The men of the CCC built forest roads and bridges, fought forest fires, and planted trees, among other things. They also finished or extended their schooling and were held to strict moral standards.

Tree Soldier is the story of Park Hardesty, a boy who grew into manhood in the CCC. Park is a quiet man with his own ghosts that need laid to rest. And one who catches the eye of Kate Alford, who is trying to convince the CCC there’s a place for women in their ranks.

I’ll admit to a personal interest in this story since it’s set in my home state of Washington. Generally, I’m more focused on the characters than the historical significance of the story. I’m all about the relationships in stories I read and there were a couple places I wanted a bit more on Park and Kate, but even this finishes strong.

Tree Solder seemed so well-researched and so steeped in history, I felt fully immersed in the time. It actually made me strike up conversations with my parents about that post-depression era and I appreciate that.

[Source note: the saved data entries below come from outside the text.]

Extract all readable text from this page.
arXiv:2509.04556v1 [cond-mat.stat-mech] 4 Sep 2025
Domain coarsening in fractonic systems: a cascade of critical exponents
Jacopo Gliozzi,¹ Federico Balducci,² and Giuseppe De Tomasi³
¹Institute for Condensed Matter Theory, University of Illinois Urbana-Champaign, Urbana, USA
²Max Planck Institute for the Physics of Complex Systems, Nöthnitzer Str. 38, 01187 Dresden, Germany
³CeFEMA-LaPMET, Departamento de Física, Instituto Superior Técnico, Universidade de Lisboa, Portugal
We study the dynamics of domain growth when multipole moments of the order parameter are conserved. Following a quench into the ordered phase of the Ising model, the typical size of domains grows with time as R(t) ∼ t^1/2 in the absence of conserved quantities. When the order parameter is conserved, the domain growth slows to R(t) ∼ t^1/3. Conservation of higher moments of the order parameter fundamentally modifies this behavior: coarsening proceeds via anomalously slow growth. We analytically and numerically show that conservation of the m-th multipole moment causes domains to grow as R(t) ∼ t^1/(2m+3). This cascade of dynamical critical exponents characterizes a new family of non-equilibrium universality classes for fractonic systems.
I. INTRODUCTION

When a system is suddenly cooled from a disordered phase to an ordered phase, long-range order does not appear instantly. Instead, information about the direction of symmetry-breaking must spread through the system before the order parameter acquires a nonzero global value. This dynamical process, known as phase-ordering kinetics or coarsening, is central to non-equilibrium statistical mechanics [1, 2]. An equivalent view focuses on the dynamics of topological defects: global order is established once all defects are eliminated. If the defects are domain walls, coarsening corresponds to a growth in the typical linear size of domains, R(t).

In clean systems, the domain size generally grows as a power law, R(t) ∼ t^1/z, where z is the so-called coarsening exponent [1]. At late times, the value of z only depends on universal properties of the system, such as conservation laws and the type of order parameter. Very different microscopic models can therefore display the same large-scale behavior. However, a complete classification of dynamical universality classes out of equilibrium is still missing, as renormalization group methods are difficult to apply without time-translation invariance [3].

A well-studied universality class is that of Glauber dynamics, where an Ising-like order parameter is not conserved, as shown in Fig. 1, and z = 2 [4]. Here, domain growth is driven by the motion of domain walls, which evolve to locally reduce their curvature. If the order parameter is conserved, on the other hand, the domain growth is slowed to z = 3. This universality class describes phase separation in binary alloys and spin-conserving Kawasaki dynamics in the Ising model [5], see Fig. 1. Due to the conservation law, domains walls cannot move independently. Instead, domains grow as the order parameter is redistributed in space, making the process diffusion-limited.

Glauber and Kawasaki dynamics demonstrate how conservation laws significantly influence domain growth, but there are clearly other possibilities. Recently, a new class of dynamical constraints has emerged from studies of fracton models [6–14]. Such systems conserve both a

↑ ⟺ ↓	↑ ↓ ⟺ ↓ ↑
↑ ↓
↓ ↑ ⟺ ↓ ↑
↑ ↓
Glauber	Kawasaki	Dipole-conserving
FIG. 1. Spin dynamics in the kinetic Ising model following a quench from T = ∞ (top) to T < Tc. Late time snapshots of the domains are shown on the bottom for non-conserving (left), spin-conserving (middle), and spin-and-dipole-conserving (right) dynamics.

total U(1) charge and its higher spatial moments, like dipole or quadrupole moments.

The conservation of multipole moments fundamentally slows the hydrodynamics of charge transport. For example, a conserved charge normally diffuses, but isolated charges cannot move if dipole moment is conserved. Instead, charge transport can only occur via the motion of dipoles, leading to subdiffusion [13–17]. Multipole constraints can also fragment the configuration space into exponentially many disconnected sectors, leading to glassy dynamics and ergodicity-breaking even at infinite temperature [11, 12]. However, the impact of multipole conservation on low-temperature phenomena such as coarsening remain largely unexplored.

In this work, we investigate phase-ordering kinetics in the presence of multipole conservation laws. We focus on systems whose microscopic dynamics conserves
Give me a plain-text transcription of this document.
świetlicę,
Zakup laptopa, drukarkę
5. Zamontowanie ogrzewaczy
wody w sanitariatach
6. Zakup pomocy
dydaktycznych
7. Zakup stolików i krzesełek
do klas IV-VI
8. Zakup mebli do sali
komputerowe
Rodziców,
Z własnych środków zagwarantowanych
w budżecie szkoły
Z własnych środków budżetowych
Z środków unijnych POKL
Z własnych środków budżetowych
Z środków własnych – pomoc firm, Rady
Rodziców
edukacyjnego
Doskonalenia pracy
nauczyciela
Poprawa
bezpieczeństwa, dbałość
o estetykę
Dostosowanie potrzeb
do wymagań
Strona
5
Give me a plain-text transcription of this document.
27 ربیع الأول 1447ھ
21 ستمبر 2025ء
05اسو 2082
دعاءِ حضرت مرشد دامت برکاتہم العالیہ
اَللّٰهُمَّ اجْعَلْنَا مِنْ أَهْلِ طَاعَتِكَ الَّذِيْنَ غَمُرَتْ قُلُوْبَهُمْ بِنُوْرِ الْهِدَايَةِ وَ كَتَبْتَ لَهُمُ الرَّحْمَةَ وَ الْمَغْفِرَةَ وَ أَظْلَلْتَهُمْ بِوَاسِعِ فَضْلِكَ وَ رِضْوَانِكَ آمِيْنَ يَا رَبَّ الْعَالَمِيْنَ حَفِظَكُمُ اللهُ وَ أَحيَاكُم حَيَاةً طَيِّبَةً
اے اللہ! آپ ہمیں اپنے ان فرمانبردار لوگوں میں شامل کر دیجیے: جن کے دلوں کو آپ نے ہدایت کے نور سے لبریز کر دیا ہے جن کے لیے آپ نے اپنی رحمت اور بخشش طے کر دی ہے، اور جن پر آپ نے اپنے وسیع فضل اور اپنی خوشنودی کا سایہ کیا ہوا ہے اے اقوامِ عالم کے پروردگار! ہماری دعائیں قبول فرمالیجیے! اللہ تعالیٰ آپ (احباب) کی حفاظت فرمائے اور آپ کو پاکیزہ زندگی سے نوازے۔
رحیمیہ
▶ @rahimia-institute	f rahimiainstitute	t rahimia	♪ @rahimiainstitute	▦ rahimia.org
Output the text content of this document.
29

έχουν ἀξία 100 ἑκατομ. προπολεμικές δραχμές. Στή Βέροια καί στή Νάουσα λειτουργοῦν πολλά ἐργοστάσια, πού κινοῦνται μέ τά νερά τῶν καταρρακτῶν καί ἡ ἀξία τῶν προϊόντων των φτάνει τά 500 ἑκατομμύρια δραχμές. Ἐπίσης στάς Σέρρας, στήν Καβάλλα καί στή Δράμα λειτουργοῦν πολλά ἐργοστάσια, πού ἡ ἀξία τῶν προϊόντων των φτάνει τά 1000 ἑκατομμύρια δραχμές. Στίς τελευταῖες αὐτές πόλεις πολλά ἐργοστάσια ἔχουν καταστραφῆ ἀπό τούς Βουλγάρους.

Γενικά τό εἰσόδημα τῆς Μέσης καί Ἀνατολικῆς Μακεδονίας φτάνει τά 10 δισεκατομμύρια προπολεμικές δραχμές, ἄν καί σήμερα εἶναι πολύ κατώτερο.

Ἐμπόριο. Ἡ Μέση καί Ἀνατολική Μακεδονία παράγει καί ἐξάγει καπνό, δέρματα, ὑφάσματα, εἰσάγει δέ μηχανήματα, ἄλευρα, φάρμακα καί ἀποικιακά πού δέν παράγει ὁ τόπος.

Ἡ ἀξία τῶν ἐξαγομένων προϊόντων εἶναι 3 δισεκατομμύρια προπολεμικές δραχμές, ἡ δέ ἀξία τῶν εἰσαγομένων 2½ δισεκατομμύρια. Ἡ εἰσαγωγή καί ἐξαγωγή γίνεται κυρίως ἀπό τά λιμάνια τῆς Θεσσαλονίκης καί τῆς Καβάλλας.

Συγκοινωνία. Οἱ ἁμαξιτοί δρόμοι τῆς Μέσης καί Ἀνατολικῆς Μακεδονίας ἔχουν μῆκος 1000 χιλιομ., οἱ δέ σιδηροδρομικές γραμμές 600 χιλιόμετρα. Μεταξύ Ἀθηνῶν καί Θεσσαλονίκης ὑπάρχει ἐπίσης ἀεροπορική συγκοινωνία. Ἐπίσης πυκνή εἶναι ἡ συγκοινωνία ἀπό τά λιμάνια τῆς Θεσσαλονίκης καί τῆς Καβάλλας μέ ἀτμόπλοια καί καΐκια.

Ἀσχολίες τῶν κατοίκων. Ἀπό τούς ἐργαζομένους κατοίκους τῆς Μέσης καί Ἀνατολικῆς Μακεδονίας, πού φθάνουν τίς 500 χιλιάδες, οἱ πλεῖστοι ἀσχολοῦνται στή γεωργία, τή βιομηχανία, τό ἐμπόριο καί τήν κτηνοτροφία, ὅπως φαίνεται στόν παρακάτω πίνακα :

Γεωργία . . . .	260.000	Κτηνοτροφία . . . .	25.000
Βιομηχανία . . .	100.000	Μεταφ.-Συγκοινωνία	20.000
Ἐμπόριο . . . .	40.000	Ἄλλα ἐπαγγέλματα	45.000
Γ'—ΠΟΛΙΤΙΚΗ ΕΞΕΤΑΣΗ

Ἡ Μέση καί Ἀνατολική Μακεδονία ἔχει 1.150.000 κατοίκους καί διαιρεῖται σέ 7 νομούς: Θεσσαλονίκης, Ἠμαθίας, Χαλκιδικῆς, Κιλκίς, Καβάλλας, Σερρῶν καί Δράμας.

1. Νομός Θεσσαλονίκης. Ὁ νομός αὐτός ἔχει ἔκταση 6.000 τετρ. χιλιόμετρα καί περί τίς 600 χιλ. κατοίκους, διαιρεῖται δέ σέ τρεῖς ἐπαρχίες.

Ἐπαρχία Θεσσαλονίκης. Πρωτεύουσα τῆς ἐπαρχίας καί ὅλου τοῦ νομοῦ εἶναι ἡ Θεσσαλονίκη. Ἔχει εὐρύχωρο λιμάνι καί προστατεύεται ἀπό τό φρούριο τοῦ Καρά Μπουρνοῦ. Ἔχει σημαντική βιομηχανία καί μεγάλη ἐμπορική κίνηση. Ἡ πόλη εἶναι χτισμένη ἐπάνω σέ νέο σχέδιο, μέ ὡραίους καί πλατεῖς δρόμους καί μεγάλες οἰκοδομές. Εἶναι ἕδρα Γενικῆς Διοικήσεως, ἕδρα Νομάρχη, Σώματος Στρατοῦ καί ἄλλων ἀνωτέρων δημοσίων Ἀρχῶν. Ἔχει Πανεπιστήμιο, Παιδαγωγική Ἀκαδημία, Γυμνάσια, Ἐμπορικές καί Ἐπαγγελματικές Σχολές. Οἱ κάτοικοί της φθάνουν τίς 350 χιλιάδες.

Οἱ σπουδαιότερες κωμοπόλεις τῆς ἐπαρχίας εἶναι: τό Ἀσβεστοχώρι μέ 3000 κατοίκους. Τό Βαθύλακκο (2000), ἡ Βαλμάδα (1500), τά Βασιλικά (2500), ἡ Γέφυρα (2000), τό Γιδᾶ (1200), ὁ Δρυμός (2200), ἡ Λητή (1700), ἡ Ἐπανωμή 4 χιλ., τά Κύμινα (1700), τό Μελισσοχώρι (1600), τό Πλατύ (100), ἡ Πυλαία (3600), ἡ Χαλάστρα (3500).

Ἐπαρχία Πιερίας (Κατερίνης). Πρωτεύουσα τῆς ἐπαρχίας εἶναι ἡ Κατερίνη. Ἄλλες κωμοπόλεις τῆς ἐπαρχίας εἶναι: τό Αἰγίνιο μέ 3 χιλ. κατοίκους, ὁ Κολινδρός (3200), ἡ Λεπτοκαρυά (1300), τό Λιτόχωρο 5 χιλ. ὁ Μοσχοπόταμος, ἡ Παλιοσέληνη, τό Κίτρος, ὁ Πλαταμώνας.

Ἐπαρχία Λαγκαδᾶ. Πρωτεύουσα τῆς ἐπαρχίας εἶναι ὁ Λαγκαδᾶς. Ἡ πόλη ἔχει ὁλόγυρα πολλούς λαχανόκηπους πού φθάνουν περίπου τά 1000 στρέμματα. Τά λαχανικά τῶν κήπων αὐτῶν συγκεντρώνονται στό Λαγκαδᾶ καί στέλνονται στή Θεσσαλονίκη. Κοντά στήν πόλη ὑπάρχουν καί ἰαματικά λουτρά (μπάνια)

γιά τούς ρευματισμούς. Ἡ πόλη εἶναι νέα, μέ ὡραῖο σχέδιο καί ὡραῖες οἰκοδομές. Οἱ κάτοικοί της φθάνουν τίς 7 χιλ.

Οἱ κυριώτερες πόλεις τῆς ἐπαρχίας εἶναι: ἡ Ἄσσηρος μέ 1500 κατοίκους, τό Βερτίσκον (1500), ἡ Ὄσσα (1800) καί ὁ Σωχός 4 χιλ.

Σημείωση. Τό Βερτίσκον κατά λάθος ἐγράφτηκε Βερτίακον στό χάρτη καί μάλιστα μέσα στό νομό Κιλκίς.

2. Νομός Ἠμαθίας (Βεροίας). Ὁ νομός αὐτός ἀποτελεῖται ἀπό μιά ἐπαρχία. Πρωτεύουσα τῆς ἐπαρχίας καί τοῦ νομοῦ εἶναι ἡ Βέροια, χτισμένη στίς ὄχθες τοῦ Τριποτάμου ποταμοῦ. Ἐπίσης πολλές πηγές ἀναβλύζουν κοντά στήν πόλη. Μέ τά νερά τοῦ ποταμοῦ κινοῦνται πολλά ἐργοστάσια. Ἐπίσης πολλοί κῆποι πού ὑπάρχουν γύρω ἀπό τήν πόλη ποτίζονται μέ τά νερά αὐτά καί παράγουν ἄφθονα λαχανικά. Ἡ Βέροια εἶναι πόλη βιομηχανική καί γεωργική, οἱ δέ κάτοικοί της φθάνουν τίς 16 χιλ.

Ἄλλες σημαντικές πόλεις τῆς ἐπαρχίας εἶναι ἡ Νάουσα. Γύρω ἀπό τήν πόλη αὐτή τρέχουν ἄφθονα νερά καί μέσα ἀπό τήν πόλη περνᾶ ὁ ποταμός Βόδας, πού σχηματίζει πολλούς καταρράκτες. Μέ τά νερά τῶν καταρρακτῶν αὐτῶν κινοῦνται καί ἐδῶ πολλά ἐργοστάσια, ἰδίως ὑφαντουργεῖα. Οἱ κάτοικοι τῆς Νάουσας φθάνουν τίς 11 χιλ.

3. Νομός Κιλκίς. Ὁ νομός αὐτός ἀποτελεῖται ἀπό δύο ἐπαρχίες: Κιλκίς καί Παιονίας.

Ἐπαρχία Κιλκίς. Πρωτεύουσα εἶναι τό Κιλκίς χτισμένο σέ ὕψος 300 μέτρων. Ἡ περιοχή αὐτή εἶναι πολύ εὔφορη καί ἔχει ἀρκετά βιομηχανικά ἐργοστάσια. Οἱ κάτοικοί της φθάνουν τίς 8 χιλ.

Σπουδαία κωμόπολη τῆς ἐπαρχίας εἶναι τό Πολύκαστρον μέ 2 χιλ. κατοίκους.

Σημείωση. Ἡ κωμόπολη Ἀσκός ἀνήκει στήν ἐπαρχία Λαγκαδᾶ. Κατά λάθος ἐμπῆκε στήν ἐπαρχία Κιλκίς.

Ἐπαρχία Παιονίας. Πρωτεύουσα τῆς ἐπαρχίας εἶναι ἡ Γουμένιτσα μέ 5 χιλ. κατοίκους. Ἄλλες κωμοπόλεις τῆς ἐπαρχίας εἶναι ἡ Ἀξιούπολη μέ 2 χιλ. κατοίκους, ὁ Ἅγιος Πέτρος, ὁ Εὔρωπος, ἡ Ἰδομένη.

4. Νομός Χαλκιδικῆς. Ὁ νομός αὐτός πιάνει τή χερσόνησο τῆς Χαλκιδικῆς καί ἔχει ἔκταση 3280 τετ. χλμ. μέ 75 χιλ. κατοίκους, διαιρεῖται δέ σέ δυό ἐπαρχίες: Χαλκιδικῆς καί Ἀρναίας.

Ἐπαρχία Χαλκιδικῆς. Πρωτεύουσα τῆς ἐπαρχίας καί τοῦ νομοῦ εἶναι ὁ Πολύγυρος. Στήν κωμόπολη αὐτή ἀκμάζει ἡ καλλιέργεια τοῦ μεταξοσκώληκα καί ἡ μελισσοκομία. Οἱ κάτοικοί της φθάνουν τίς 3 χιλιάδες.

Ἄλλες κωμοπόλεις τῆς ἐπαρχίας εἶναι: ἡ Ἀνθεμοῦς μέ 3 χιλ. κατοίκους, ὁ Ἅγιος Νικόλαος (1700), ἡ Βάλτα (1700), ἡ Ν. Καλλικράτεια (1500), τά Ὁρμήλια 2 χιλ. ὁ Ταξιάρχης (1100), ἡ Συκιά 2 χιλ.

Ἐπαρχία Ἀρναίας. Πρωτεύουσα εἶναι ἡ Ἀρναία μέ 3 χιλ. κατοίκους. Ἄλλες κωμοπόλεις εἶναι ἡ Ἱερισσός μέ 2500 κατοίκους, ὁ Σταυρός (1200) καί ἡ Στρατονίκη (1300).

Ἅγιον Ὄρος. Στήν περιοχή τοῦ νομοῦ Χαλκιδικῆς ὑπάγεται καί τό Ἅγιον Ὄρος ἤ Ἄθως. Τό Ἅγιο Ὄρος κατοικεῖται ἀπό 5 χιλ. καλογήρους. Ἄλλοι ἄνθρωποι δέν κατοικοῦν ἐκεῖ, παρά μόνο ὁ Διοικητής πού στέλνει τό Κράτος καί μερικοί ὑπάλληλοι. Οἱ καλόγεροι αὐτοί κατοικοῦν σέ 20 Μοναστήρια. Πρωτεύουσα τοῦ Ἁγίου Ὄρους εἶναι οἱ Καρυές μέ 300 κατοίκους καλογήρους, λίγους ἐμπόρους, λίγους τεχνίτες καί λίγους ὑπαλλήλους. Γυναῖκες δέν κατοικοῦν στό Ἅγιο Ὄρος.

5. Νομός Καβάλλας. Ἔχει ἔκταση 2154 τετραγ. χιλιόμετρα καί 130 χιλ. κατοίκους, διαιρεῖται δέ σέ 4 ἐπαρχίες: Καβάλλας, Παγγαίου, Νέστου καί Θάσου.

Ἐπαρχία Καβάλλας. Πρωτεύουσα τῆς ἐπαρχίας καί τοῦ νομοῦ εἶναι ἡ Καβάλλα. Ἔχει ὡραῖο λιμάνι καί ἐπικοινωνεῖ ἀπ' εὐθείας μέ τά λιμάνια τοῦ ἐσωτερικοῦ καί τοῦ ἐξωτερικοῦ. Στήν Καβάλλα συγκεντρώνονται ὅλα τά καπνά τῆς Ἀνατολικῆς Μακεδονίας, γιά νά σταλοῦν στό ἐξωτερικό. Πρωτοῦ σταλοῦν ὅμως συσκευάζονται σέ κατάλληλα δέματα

I understand there may be a prequel coming out and I’ll be standing in line to pick it up when it does.

Here’s the author’s website if you’d like to read further: Janet Oakley

9 responses to “Book Review – Tree Soldier by J. L. Oakley

  1. I enjoyed Janet Oakley visit to the Tacoma Readers and am not surprised Tree Soldier is so good. My dad was in the CCC’s though he didn’t talk much about it. Now I wished he had.

    • I didn’t know your Dad was in the CCC. It really made men out of boys. And in a good way, with a work ethic and moral code. At least, from what little I know about it, it seems that’s what they tried to do. The story felt very well researched.

  2. Another interesting recommendation, Laurie. I didn’t know about the CCC. I’ve found several new authors from the posts here at OTBF, and will be forever grateful to you for putting me on to Margaret Mallory’s Return of the Highlander series 🙂

    • I so know what you mean about Margaret Mallory’s Highlander series. The first story in that series just came out in audiobook and I had to have it. I love the voice they got to do it. I’ll be walking to her series for quite a while, I think. 🙂

  3. Sounds another great read – I just wish I time to read all the books recommended here – am certainly never short of suggestions. Thanks, Laurie.

  4. I need to read this. My mom’s dad was in the CCC and he fed his family for many years with that work. Awesome that this book exists.